The collection contains Jacques M. May's professional papers while he was director of the Medical Geography Department at the American Geographical Society, as well as personal papers from 1948 to 1960. The majority of the collection consists of medical statistics, preliminary maps, academic studies, correspondence, and bibliographies for the Atlas of Disease. TheAtlas was a series of plates, published by the American Geographical Society. Seventeen plates were published, and the collection contains material relating to each of them. Each plate corresponds to a specific disease or group of diseases. The 17 plates cover the following diseases:

  • Plate 1: World Distribution of Poliomyelitis
  • Plate 2: World Distribution of Cholera
  • Plate 3: World Distribution of Malaria
  • Plate 4: World Distribution of Helminthiases
  • Plate 5: World Distribution of Yellow Fever and Dengue
  • Plate 6: World Distribution of Plague
  • Plate 7: World Distribution of Leprosy
  • Plate 8: Study in Human Starvation I (Sources of Selection Food)

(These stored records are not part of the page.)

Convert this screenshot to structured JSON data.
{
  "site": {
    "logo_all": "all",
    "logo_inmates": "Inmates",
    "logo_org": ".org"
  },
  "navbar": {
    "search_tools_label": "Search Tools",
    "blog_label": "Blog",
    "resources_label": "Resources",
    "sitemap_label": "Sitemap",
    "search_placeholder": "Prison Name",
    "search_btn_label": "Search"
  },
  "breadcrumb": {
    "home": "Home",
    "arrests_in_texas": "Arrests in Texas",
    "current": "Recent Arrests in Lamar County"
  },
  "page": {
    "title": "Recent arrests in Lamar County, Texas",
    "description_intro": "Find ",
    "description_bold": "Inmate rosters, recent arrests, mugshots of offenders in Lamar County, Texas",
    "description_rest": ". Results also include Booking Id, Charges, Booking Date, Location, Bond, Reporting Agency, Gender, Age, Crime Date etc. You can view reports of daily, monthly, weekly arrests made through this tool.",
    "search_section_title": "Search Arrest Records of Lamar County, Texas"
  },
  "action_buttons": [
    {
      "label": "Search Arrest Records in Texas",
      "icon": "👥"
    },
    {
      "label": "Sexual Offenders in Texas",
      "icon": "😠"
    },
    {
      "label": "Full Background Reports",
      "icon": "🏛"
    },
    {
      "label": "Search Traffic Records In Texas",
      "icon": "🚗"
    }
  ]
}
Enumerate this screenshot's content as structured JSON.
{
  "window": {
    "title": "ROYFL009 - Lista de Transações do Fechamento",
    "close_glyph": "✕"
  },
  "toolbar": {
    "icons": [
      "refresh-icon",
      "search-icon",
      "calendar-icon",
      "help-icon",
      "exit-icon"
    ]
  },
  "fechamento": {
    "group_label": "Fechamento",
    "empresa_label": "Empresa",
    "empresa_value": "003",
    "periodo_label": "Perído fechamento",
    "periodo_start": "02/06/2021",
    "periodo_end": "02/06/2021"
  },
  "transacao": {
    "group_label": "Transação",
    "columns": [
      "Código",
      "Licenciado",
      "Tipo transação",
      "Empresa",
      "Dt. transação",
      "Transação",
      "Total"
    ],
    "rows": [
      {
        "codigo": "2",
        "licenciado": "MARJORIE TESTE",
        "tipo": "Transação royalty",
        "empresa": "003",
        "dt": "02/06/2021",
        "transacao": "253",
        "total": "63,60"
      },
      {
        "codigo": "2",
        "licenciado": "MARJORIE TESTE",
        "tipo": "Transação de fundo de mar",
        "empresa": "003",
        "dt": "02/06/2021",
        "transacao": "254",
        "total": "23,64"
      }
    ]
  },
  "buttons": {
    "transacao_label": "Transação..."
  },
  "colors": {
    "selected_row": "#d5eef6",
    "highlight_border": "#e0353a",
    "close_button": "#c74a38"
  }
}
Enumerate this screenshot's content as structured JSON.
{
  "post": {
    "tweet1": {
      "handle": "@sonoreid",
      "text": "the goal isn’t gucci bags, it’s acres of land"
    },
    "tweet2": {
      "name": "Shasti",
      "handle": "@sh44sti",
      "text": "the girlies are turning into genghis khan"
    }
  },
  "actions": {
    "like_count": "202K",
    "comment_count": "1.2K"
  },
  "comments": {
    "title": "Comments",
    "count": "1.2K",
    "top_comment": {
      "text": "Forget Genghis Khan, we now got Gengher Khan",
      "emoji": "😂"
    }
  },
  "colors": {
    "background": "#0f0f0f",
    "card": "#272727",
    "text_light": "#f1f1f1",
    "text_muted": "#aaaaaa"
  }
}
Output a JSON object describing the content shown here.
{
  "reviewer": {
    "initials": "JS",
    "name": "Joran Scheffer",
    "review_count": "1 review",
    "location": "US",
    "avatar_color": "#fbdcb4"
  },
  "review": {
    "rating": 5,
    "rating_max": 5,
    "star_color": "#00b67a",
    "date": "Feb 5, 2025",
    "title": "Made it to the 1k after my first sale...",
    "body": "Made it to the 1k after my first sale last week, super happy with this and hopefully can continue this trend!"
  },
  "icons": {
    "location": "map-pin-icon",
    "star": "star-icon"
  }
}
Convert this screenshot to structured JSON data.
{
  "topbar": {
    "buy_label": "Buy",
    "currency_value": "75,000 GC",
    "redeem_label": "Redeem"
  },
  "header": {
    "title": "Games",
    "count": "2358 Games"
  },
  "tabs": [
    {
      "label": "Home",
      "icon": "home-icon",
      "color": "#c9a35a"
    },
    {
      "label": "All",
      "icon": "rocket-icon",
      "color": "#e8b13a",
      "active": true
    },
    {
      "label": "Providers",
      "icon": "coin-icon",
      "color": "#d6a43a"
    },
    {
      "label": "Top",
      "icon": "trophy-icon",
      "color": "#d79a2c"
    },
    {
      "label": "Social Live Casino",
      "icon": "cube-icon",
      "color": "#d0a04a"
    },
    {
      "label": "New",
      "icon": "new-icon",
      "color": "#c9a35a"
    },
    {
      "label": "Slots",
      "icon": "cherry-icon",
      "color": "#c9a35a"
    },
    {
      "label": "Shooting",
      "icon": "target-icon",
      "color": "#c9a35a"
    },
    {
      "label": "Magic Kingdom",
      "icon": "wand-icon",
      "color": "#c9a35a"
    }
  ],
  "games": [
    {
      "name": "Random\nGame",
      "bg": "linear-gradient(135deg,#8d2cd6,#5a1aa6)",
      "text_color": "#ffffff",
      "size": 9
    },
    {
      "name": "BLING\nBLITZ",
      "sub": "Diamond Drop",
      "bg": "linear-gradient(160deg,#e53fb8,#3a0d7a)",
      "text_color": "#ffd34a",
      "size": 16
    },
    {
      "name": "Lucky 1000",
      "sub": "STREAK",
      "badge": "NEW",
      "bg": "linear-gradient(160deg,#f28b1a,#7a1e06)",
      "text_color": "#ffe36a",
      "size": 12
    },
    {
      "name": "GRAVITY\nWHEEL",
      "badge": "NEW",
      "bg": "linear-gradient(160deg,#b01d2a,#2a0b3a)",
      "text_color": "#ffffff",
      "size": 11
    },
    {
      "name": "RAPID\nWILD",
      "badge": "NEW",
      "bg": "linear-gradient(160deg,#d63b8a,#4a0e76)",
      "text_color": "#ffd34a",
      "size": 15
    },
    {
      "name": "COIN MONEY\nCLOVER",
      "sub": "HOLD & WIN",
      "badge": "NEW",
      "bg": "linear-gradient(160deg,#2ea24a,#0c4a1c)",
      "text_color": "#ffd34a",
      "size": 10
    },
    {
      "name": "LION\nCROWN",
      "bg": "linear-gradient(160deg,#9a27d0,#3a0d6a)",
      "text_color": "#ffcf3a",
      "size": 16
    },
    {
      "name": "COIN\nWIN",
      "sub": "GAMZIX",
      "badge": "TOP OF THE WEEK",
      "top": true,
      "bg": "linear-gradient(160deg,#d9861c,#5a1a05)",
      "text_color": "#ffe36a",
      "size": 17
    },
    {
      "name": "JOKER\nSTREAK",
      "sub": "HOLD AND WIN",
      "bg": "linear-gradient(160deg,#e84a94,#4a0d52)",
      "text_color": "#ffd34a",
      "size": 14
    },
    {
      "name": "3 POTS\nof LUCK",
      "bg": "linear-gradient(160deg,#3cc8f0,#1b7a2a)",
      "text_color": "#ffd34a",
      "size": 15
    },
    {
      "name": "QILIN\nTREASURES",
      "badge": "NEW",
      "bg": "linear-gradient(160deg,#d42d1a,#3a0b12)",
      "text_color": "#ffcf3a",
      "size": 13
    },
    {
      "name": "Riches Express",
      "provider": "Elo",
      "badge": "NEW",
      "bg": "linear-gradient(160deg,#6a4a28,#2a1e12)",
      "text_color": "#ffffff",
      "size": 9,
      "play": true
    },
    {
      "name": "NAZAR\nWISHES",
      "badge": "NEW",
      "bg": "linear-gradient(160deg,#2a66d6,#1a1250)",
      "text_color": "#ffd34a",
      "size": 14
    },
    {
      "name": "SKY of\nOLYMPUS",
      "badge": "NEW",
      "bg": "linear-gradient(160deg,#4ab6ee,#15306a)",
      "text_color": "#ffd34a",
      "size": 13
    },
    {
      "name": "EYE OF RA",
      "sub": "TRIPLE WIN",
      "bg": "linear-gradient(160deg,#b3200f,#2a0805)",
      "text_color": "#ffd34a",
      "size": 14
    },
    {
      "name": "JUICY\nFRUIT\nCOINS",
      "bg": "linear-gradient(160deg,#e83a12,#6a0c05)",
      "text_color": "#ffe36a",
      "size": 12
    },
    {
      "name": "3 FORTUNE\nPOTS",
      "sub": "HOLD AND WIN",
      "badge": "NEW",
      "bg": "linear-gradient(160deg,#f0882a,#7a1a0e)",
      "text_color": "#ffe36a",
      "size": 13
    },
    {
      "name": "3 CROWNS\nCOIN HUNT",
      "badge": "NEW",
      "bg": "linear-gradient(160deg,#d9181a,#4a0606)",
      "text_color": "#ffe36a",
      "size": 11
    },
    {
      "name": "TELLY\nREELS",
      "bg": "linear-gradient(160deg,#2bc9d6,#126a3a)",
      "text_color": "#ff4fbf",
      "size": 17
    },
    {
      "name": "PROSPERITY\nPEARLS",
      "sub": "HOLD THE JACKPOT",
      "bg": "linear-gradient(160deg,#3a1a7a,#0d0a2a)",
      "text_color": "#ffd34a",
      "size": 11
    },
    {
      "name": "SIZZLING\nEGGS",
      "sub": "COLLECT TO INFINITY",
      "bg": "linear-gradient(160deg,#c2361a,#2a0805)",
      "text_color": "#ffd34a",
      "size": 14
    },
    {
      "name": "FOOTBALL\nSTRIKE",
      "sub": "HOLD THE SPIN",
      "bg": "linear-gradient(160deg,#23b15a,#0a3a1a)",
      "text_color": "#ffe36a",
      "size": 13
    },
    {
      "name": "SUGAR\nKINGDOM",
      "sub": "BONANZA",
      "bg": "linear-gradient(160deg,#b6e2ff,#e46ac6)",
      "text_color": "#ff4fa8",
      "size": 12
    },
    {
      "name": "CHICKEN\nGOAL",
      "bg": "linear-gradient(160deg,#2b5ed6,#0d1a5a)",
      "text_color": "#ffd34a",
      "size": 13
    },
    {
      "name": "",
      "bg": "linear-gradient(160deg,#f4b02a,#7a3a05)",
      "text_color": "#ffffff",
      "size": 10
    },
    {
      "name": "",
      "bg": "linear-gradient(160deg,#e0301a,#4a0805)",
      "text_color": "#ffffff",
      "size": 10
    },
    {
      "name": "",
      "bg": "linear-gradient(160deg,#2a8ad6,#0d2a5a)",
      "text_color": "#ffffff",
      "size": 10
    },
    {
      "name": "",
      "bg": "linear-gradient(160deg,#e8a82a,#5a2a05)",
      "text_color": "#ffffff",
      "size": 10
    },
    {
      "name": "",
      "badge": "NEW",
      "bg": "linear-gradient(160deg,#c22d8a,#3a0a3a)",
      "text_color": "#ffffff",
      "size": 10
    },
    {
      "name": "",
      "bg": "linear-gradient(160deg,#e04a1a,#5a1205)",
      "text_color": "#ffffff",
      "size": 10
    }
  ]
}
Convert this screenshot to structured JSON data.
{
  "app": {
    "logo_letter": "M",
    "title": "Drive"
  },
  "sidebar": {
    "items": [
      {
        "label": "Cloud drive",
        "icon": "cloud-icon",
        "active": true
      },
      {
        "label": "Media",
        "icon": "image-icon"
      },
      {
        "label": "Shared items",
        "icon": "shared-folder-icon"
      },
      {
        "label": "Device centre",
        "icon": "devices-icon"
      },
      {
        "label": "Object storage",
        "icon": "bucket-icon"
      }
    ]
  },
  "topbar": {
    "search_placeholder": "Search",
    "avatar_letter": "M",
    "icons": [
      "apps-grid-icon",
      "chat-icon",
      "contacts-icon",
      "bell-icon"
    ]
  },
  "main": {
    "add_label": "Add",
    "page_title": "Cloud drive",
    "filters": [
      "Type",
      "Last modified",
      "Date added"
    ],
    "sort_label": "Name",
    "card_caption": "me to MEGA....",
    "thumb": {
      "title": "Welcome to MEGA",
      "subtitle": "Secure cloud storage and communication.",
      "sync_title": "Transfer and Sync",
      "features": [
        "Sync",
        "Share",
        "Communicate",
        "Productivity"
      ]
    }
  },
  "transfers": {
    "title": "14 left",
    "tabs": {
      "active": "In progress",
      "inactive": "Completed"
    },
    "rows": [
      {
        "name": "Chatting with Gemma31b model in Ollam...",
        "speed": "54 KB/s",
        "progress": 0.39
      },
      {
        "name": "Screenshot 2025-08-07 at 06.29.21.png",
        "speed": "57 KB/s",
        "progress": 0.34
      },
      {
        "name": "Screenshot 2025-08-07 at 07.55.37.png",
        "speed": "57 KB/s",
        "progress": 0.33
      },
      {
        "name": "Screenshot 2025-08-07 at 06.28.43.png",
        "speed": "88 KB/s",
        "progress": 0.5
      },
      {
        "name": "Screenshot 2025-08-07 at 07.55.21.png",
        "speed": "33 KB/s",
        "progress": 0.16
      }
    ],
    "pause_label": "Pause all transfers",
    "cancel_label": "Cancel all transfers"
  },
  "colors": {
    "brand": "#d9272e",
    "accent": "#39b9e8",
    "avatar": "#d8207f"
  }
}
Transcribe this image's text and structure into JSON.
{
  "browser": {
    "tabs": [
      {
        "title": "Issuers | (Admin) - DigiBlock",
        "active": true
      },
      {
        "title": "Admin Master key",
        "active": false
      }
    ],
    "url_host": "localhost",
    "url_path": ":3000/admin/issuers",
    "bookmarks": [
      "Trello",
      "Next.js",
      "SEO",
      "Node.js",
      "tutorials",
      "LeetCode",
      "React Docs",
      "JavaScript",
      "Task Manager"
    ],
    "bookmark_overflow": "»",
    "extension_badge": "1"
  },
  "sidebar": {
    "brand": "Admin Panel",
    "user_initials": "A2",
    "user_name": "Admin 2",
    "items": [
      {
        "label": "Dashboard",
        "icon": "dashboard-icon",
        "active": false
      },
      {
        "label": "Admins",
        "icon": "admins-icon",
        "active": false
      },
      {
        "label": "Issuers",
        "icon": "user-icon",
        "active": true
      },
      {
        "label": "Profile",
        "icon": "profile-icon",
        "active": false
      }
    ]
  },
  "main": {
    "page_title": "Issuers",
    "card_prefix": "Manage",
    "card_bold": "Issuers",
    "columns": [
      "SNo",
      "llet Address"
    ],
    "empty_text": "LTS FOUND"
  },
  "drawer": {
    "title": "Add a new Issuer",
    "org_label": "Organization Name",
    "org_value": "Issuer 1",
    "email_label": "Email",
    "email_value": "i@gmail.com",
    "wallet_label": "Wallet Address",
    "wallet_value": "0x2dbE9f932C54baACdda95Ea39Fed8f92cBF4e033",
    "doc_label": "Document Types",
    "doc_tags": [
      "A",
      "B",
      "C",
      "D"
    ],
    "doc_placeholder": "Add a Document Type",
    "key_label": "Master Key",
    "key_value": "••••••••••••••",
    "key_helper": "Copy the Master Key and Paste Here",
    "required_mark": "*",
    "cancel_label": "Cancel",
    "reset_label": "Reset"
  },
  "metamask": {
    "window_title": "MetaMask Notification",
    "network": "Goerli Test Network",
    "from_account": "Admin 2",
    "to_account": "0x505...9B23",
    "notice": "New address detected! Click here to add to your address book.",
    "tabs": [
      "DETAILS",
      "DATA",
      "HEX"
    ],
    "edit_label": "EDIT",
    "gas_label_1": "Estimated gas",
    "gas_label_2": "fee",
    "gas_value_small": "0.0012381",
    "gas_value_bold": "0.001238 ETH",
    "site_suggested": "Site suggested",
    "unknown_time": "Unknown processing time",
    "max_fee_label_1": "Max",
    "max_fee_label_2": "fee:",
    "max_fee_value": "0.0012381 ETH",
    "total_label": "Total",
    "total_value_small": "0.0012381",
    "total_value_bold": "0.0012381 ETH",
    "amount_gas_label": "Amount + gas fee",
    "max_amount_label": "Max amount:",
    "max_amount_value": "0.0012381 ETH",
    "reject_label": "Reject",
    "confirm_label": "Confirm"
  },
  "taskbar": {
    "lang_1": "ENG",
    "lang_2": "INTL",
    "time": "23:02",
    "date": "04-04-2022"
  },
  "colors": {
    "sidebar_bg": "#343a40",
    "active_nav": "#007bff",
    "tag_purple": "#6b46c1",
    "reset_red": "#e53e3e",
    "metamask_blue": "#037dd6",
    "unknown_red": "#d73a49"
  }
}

  • Plate 9: Study in Human Starvation II (Diets and Deficiency Diseases)
  • Plate 10: Rickettsial Diseases I (Louse-borne and Flea-borne Typhus)
  • Plate 11: Rickettsial Diseases II (Tick-borne and Mite-borne Forms)
  • Plate 12: Tick and Mite Vectors
  • Plate 13: Arthropod-borne Viral Infections
  • Plate 14: World Distribution of Leishmaniases
  • Plate 15: World Distribution of Yaws, Pinta, Bejel
  • Plate 16: World Distribution of Relapsing Fevers
  • Plate 17: World Distribution of Leptospiroses

The collection also contains medical statistics and academic studies done for "Cancer" and "Drug Addiction", neither of which were published. The collection also contains medical data gathered and academic studies conducted by May for publication in medical geography. May wrote many books about medical geography and nutrition. The collection contains incoming correspondence and information about organizations to which May belonged (e.g., the Council on Foreign Relations and the League for Emotionally Disturbed Children). Finally the collection contains professional correspondence, as well as a large amount of correspondence with Erwin Di Cyan, the director of Di Cyan & Brown, Consulting Chemists. There is also personal correspondence between May and his family, along with family photographs.